Ibu, suatu profesi yang Allah sematkan kepada perempuan bukan tanpa alasan. Perempuan dipilih untuk memiliki rahim dan "rasa" untuk dapat menjadi tempat yang nyaman sekaligus menguatkan. Saya menyadari betul kenapa Allah memerintahkan perempuan untuk fokus dirumahnya, karena ada tanggung jawab yang besar disana. Dulu saya pernah mengelak, bahwa mencintai anak bukan berarti harus bersamanya 24 jam, tapi bekerja juga bisa menjadi wujud rasa cinta untuk mereka untuk memberikan kehidupan dan pendidikan yang lebih baik, tapi ternyata memang tidak mudah untuk fokus dalam menjalani dua peran sekaligus, menjadi ibu dan menjadi pekerja kantoran.
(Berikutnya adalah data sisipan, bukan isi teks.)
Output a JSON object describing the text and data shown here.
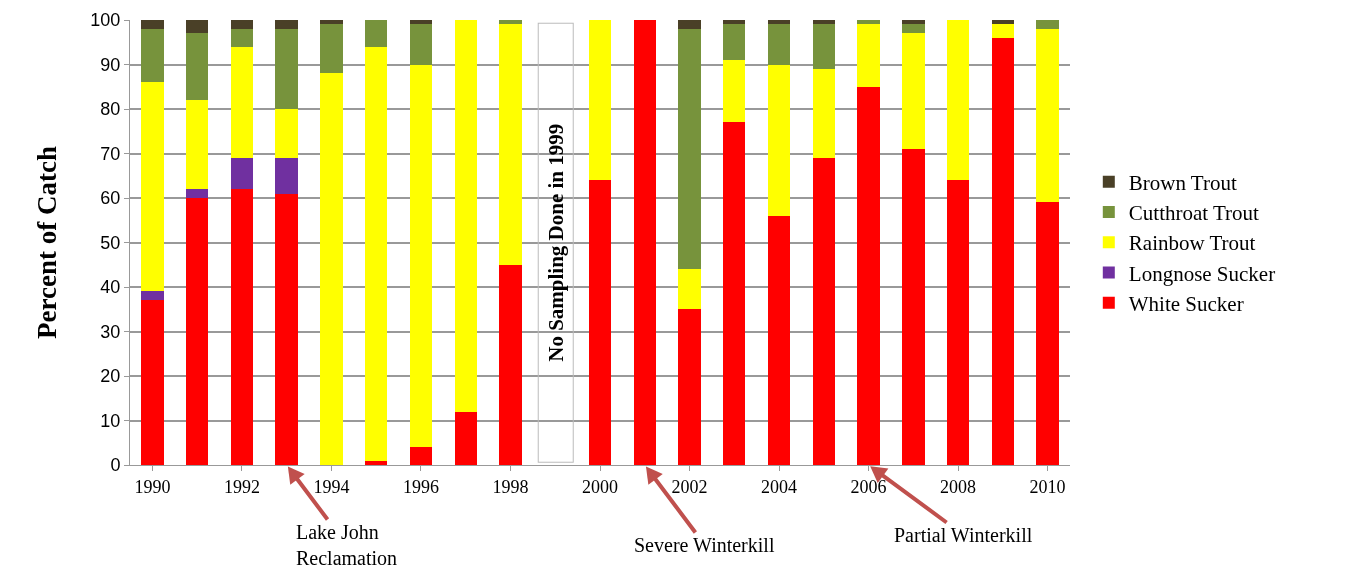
{
  "chart_data": {
    "type": "bar",
    "stacked": true,
    "ylabel": "Percent of Catch",
    "x": [
      1990,
      1991,
      1992,
      1993,
      1994,
      1995,
      1996,
      1997,
      1998,
      1999,
      2000,
      2001,
      2002,
      2003,
      2004,
      2005,
      2006,
      2007,
      2008,
      2009,
      2010
    ],
    "xlim": [
      1989.5,
      2010.5
    ],
    "xticks": [
      1990,
      1992,
      1994,
      1996,
      1998,
      2000,
      2002,
      2004,
      2006,
      2008,
      2010
    ],
    "ylim": [
      0,
      100
    ],
    "yticks": [
      0,
      10,
      20,
      30,
      40,
      50,
      60,
      70,
      80,
      90,
      100
    ],
    "grid": "y",
    "legend": "right",
    "series": [
      {
        "name": "White Sucker",
        "color": "#ff0000",
        "values": [
          37,
          60,
          62,
          61,
          0,
          1,
          4,
          12,
          45,
          null,
          64,
          100,
          35,
          77,
          56,
          69,
          85,
          71,
          64,
          96,
          59
        ]
      },
      {
        "name": "Longnose Sucker",
        "color": "#7030a0",
        "values": [
          2,
          2,
          7,
          8,
          0,
          0,
          0,
          0,
          0,
          null,
          0,
          0,
          0,
          0,
          0,
          0,
          0,
          0,
          0,
          0,
          0
        ]
      },
      {
        "name": "Rainbow Trout",
        "color": "#ffff00",
        "values": [
          47,
          20,
          25,
          11,
          88,
          93,
          86,
          88,
          54,
          null,
          36,
          0,
          9,
          14,
          34,
          20,
          14,
          26,
          36,
          3,
          39
        ]
      },
      {
        "name": "Cutthroat Trout",
        "color": "#77933c",
        "values": [
          12,
          15,
          4,
          18,
          11,
          6,
          9,
          0,
          1,
          null,
          0,
          0,
          54,
          8,
          9,
          10,
          1,
          2,
          0,
          0,
          2
        ]
      },
      {
        "name": "Brown Trout",
        "color": "#4a4027",
        "values": [
          2,
          3,
          2,
          2,
          1,
          0,
          1,
          0,
          0,
          null,
          0,
          0,
          2,
          1,
          1,
          1,
          0,
          1,
          0,
          1,
          0
        ]
      }
    ],
    "annotations": [
      "No Sampling Done in 1999",
      {
        "text": "Lake John\nReclamation",
        "x": 1993,
        "y": 0
      },
      {
        "text": "Severe Winterkill",
        "x": 2001,
        "y": 0
      },
      {
        "text": "Partial Winterkill",
        "x": 2006,
        "y": 0
      }
    ]
  }
}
Sekuat apapun saya untuk mencoba mengelak, fitrah dan naluri "ibu" yang saya miliki selalu menyalakan alarm berupa rasa bersalah saat meninggalkan anak-anak bersama orang lain, entah kenapa saya selalu merasa "seharusnya bukan disini aku saat ini".
Dan ditahun ini, Alhamdulillah Allah memberikan jalan kepada saya untuk pulang kerumah, dengan pertimbangan yang sangat matang saya mantap untuk mendengar panggilan naluri saya. Bismilah, selama setahun penuh saya mempersiapkannya, baik mental, finansial dan juga ilmu. Salah satunya adalah dengan bergabung di Institut Ibu Profesional, saya berharap saya bisa memperoleh bekal untuk menjadi ibu secara utuh untuk menebus kesempatan yang saya tinggalkan selama empat tahun ini, semoga Allah meridloi.
Saya percaya satu hal, setiap amanah pasti akan dimintai pertanggungjawabannya, maka dari itu sebelum terlambat saya akan menjaga amanah ini dengan sebaik-baiknya. Allah memberikan kepada kita anak-anak dalam kondisi baik, jangan sampai kita mengembalikan kepadaNya dengan kondisi rusak, na'udzubillah. Maka dari itu saya betekat untuk terus belajar untuk menjadi pendidik yang baik, karena seorang guru harus memantaskan diri dulu sebelum menjadi panutan untuk muridnya, dan harus cerdas dulu sebelum mencerdaskan muridnya.
Usaha yang saya lakuakan diantaranya adalah mempuat ceklist ibu profesional yang telah saya bahas di postingan sebelumnya, agar saya memiliki acuan dalam perilaku dan kegiatan sehari-hari untuk mencapai tujuan yang telah saya tetapkan bersama keluarga.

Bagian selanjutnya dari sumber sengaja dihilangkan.